The function ISEMPTY returns TRUE if the given object, string, or list is empty.
This function takes an object, string, phone, email or list as input. It outputs a boolean indicating whether the given object, string, or list is empty: TRUE means that it is empty, FALSE means that it is not. It can also accept NULL as input, in which case it will return TRUE.
Declaration
ISEMPTY(var) -> bool
Parameters
var (type: object | string | array | NULL)
Any object, string, or list. It will also accept a lack of value, or NULL, as valid input.
Return Values
bool (type: boolean)
A boolean indicating if var is empty. It will output TRUE if it is empty and FALSE otherwise.
Examples
In practice, input fed into the ISEMPTY function is very rarely hardcoded; there is no real need to use software to check if an object, string, or array is empty after just typing it. However, for the sake of clarity, the following examples will use hardcoded input in order to demonstrate what ISEMPTY will output given certain types of input.
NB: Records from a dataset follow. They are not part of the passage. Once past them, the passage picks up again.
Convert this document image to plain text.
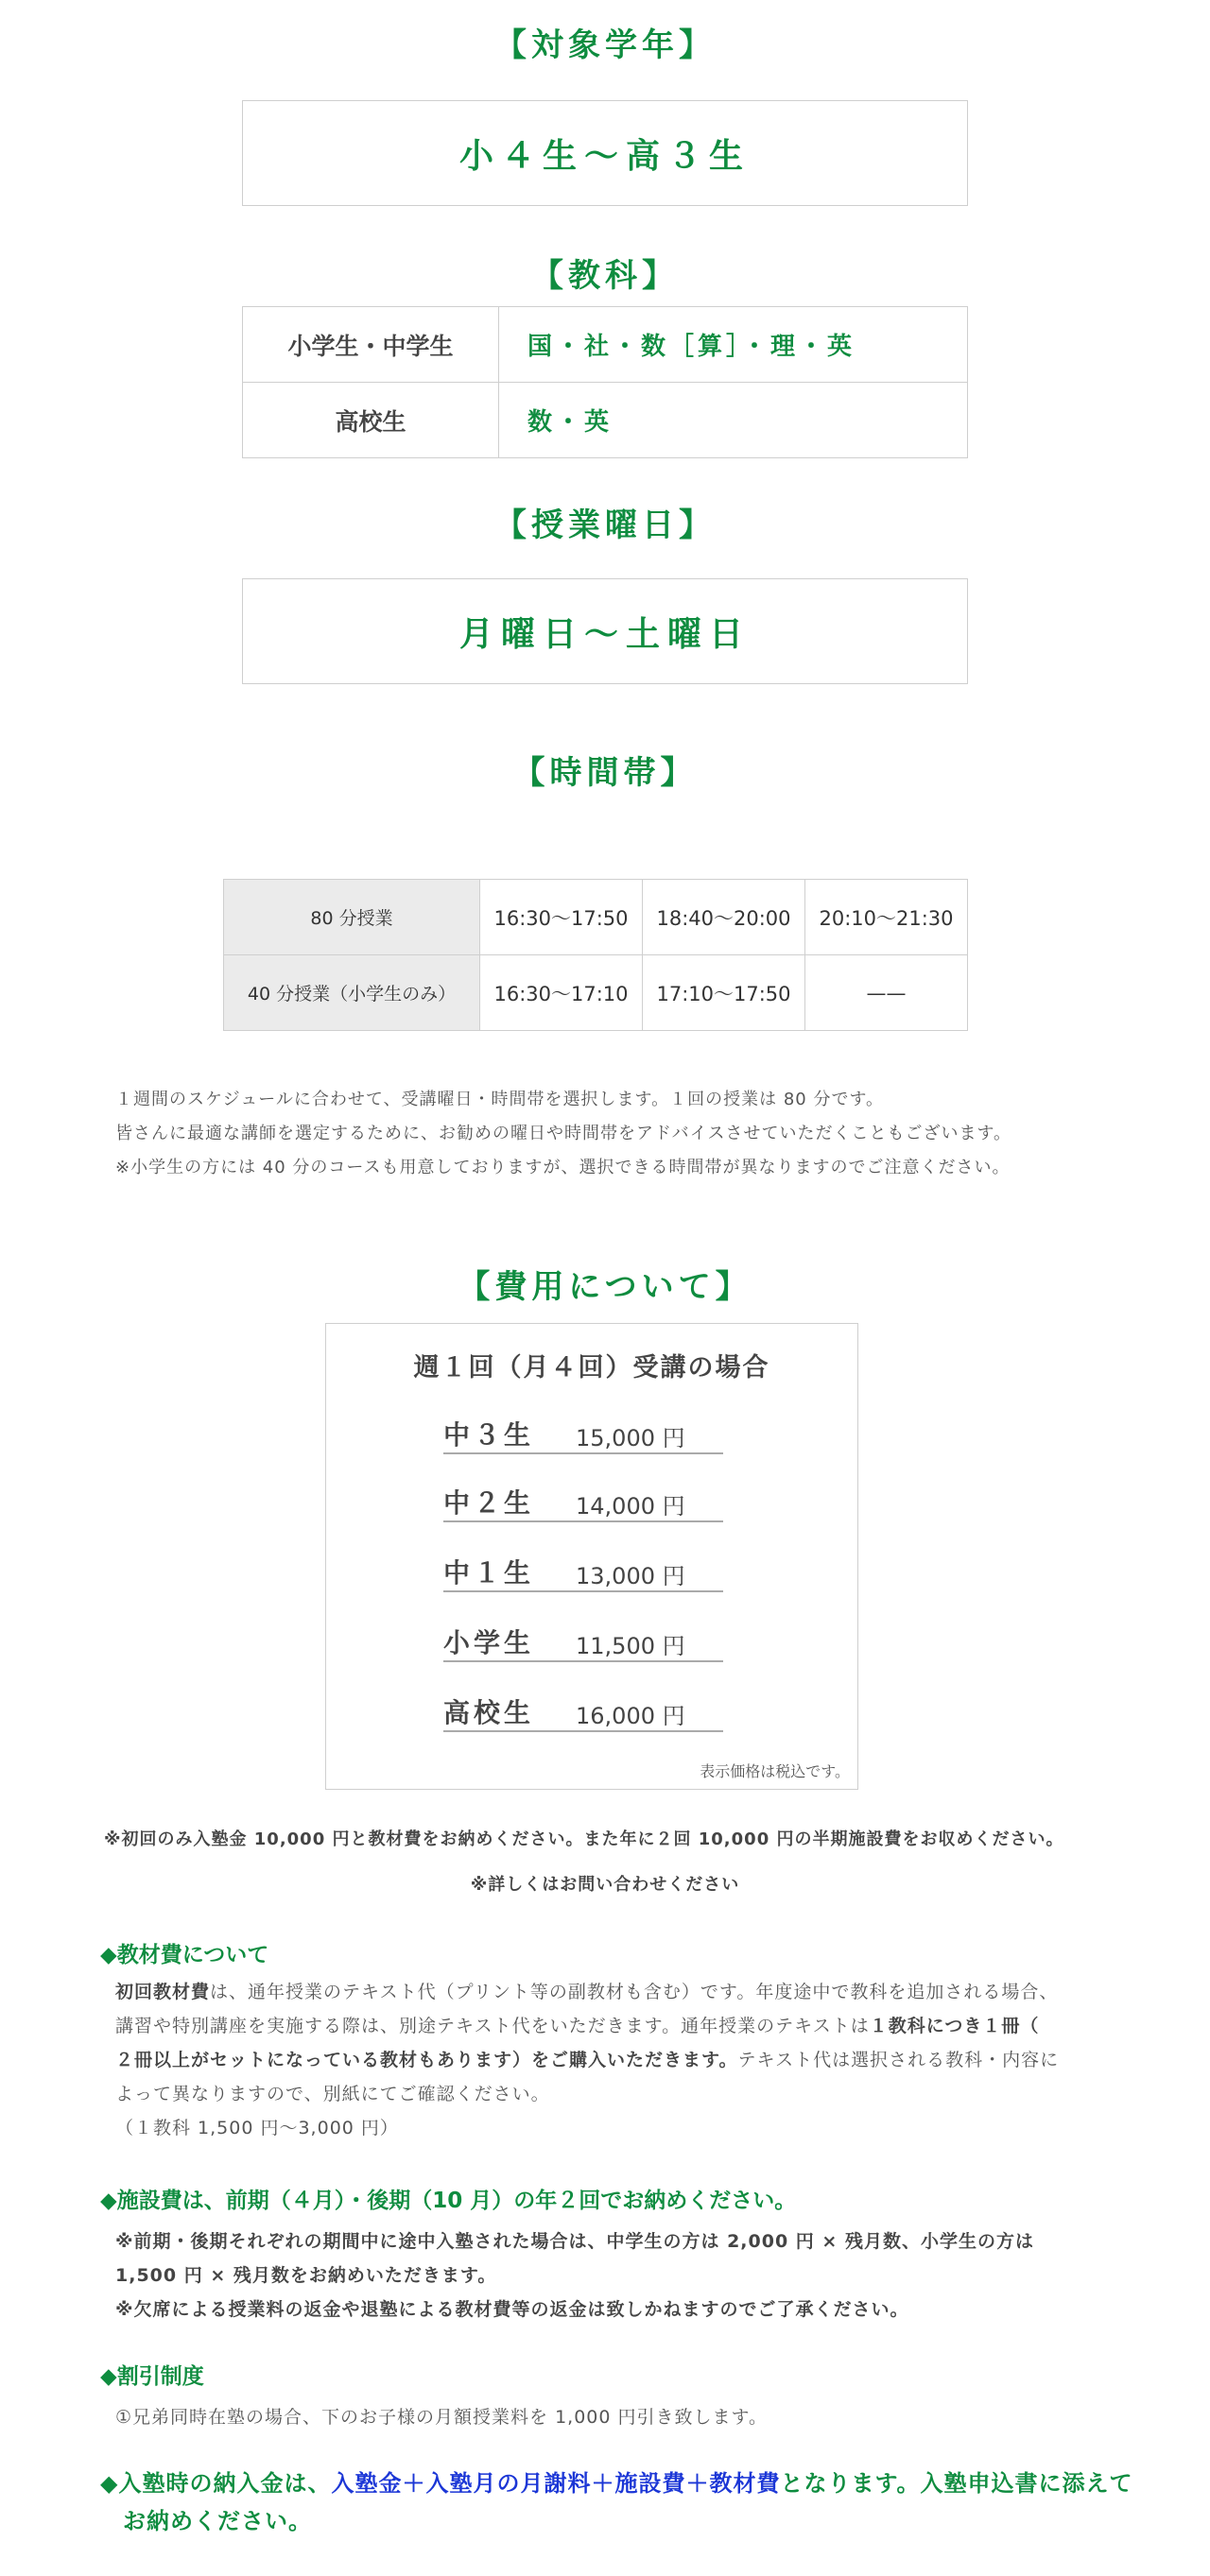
【対象学年】
小４生〜高３生
【教科】
小学生・中学生	国・社・数［算］・理・英
高校生	数・英
【授業曜日】
月曜日〜土曜日
【時間帯】
80 分授業	16:30〜17:50	18:40〜20:00	20:10〜21:30
40 分授業（小学生のみ）	16:30〜17:10	17:10〜17:50	——
１週間のスケジュールに合わせて、受講曜日・時間帯を選択します。１回の授業は 80 分です。
皆さんに最適な講師を選定するために、お勧めの曜日や時間帯をアドバイスさせていただくこともございます。
※小学生の方には 40 分のコースも用意しておりますが、選択できる時間帯が異なりますのでご注意ください。
【費用について】
週１回（月４回）受講の場合
中３生 15,000 円
中２生 14,000 円
中１生 13,000 円
小学生 11,500 円
高校生 16,000 円
表示価格は税込です。
※初回のみ入塾金 10,000 円と教材費をお納めください。また年に２回 10,000 円の半期施設費をお収めください。
※詳しくはお問い合わせください
◆教材費について
初回教材費は、通年授業のテキスト代（プリント等の副教材も含む）です。年度途中で教科を追加される場合、
講習や特別講座を実施する際は、別途テキスト代をいただきます。通年授業のテキストは１教科につき１冊（
２冊以上がセットになっている教材もあります）をご購入いただきます。テキスト代は選択される教科・内容に
よって異なりますので、別紙にてご確認ください。
（１教科 1,500 円〜3,000 円）
◆施設費は、前期（４月）・後期（10 月）の年２回でお納めください。
※前期・後期それぞれの期間中に途中入塾された場合は、中学生の方は 2,000 円 × 残月数、小学生の方は
1,500 円 × 残月数をお納めいただきます。
※欠席による授業料の返金や退塾による教材費等の返金は致しかねますのでご了承ください。
◆割引制度
①兄弟同時在塾の場合、下のお子様の月額授業料を 1,000 円引き致します。
◆入塾時の納入金は、入塾金＋入塾月の月謝料＋施設費＋教材費となります。入塾申込書に添えて
お納めください。
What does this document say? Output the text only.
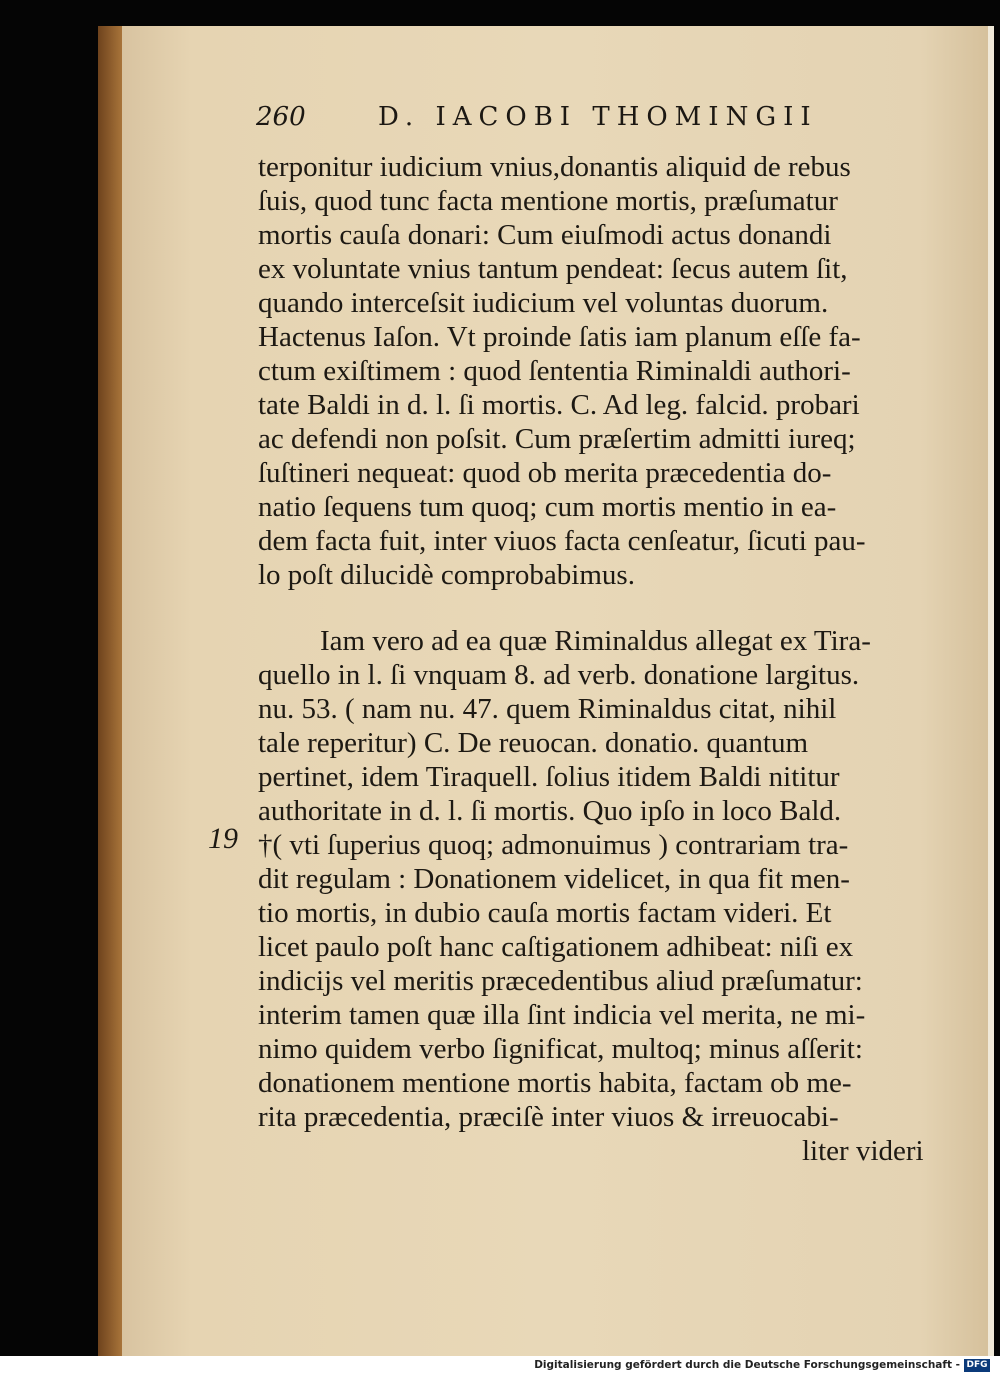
260	D. IACOBI THOMINGII
terponitur iudicium vnius,donantis aliquid de rebus
ſuis, quod tunc facta mentione mortis, præſumatur
mortis cauſa donari: Cum eiuſmodi actus donandi
ex voluntate vnius tantum pendeat: ſecus autem ſit,
quando interceſsit iudicium vel voluntas duorum.
Hactenus Iaſon. Vt proinde ſatis iam planum eſſe fa-
ctum exiſtimem : quod ſententia Riminaldi authori-
tate Baldi in d. l. ſi mortis. C. Ad leg. falcid. probari
ac defendi non poſsit. Cum præſertim admitti iureq;
ſuſtineri nequeat: quod ob merita præcedentia do-
natio ſequens tum quoq; cum mortis mentio in ea-
dem facta fuit, inter viuos facta cenſeatur, ſicuti pau-
lo poſt dilucidè comprobabimus.
Iam vero ad ea quæ Riminaldus allegat ex Tira-
quello in l. ſi vnquam 8. ad verb. donatione largitus.
nu. 53. ( nam nu. 47. quem Riminaldus citat, nihil
tale reperitur) C. De reuocan. donatio. quantum
pertinet, idem Tiraquell. ſolius itidem Baldi nititur
authoritate in d. l. ſi mortis. Quo ipſo in loco Bald.
†( vti ſuperius quoq; admonuimus ) contrariam tra-
dit regulam : Donationem videlicet, in qua fit men-
tio mortis, in dubio cauſa mortis factam videri. Et
licet paulo poſt hanc caſtigationem adhibeat: niſi ex
indicijs vel meritis præcedentibus aliud præſumatur:
interim tamen quæ illa ſint indicia vel merita, ne mi-
nimo quidem verbo ſignificat, multoq; minus aſſerit:
donationem mentione mortis habita, factam ob me-
rita præcedentia, præciſè inter viuos & irreuocabi-
liter videri
19
Digitalisierung gefördert durch die Deutsche Forschungsgemeinschaft - DFG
The first example checks to see if an empty list is empty; that is, if the empty list does not contain any items. It does not:
ISEMPTY([]) -> TRUE
The following example checks to see if a blank string is empty; that is, if the blank string does not contain any characters. It does not:
ISEMPTY("") -> TRUE
The following example checks to see if a list containing a single blank string is empty. This list does not count as empty – it contains an item, even that item is only a single blank string:
ISEMPTY([""]) -> FALSE
The following example checks to see if an object containing no name-value pairs is empty. The complete lack of name-value pairs makes this object empty by definition:
ISEMPTY({}) -> TRUE
The following example checks to see if an object containing a single name-value pair – in which the name and the value are both blank strings – is empty. While the name and value are both blank strings, their existence means that the object contains name-value pair, and thus the object doesn't count as empty:
ISEMPTY({"": ""}) -> FALSE
The last example checks if NULL – the lack of any value – is empty. For the purposes of the ISEMPTY function, lack of any value counts as empty:
ISEMPTY(NULL) -> TRUE
Discussion
The ISEMPTY function can be considered the opposite of the ISNOTEMPTY function: they check for the same thing, but ISNOTEMPTY returns FALSE when ISEMPTY would return TRUE and visa versa.